Prestbury, Gloucestershire

Prestbury vies with Pluckley, in Kent, for the title of most haunted village in England. It’s best known spectral form is the hooded shade of a monk known as "The Black Abbot," and whose appearances take place, mostly, at Christmas, Easter and on All Souls Day.

His ghost is rather conservative in that it seldom deviates from a particular route that begins inside the church, crosses the churchyard and, having kept a straight trajectory through the grounds of the old Priory, vanishes into the wall of a cottage on the High Street, where he announces his arrival by noisily moving things about in the attic.

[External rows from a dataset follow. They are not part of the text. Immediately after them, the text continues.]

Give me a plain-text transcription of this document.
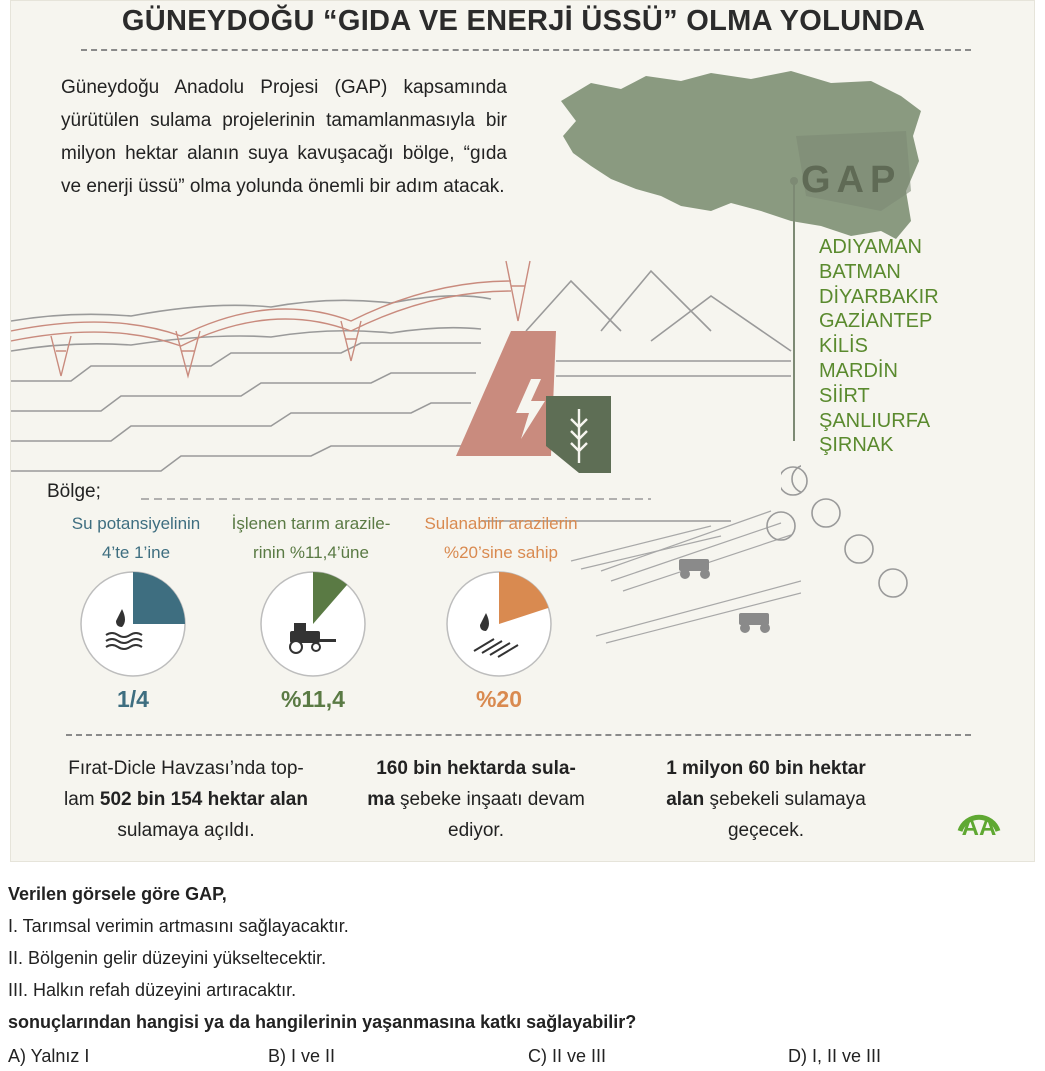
GÜNEYDOĞU “GIDA VE ENERJİ ÜSSÜ” OLMA YOLUNDA
Güneydoğu Anadolu Projesi (GAP) kapsamında yürütülen sulama projelerinin tamamlanmasıyla bir milyon hektar alanın suya kavuşacağı bölge, “gıda ve enerji üssü” olma yolunda önemli bir adım atacak.	GAP
ADIYAMAN
BATMAN
DİYARBAKIR
GAZİANTEP
KİLİS
MARDİN
SİİRT
ŞANLIURFA
ŞIRNAK
Bölge;
Su potansiyelinin
4’te 1’ine
İşlenen tarım arazile-
rinin %11,4’üne
Sulanabilir arazilerin
%20’sine sahip
1/4	%11,4	%20
Fırat-Dicle Havzası’nda top-
lam 502 bin 154 hektar alan
sulamaya açıldı.
160 bin hektarda sula-
ma şebeke inşaatı devam
ediyor.
1 milyon 60 bin hektar
alan şebekeli sulamaya
geçecek.	AA
Verilen görsele göre GAP,
I. Tarımsal verimin artmasını sağlayacaktır.
II. Bölgenin gelir düzeyini yükseltecektir.
III. Halkın refah düzeyini artıracaktır.
sonuçlarından hangisi ya da hangilerinin yaşanmasına katkı sağlayabilir?
A) Yalnız I	B) I ve II	C) II ve III	D) I, II ve III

On November 22nd 1990, Derek Stafford was photographing the floodlit gravestones in the churchyard. Although he saw nothing at the time, when his film was developed he was surprised to see that a mysterious dark figure had appeared on one of the photographs.

Inevitably the many skirmishes of the numerous conflicts, to which this part of the country were privy, have contributed generously to the ghostly populace of the village.

A spectral horseman on a brilliant white charger has been known to gallop along Shaw Green Lane in the early hours of misty spring mornings.

He is thought to be the ghost of a messenger who, in 1471, was passing through the village en route to Edward 1V’s camp at Tewksbury, when he was shot dead by a Lancastrian Archer. Interestingly, over the years, his phantom seems to be wasting away, since more recent sightings describe him as being little more than a dull glow.

The Burgage is the oldest street in the village and, during the Civil War, was billeted for a time by a detachment of Parliamentarian soldiers.

Each night they would string a rope across the road as a security measure against Royalist forces trying to get through the village.

One night their little trap yielded a rich dividend when a Royalist dispatch rider, heading to Gloucester from Sudeley Castle, galloped straight into it and was flung into the arms of his waiting captors who executed him on the spot.

Although he is never seen, his ghostly hoof beats are often heard in the dead of night, pounding hell for leather along The Burgage until they stop very abruptly as the phantom rider undergoes his ignoble fall, over and over again.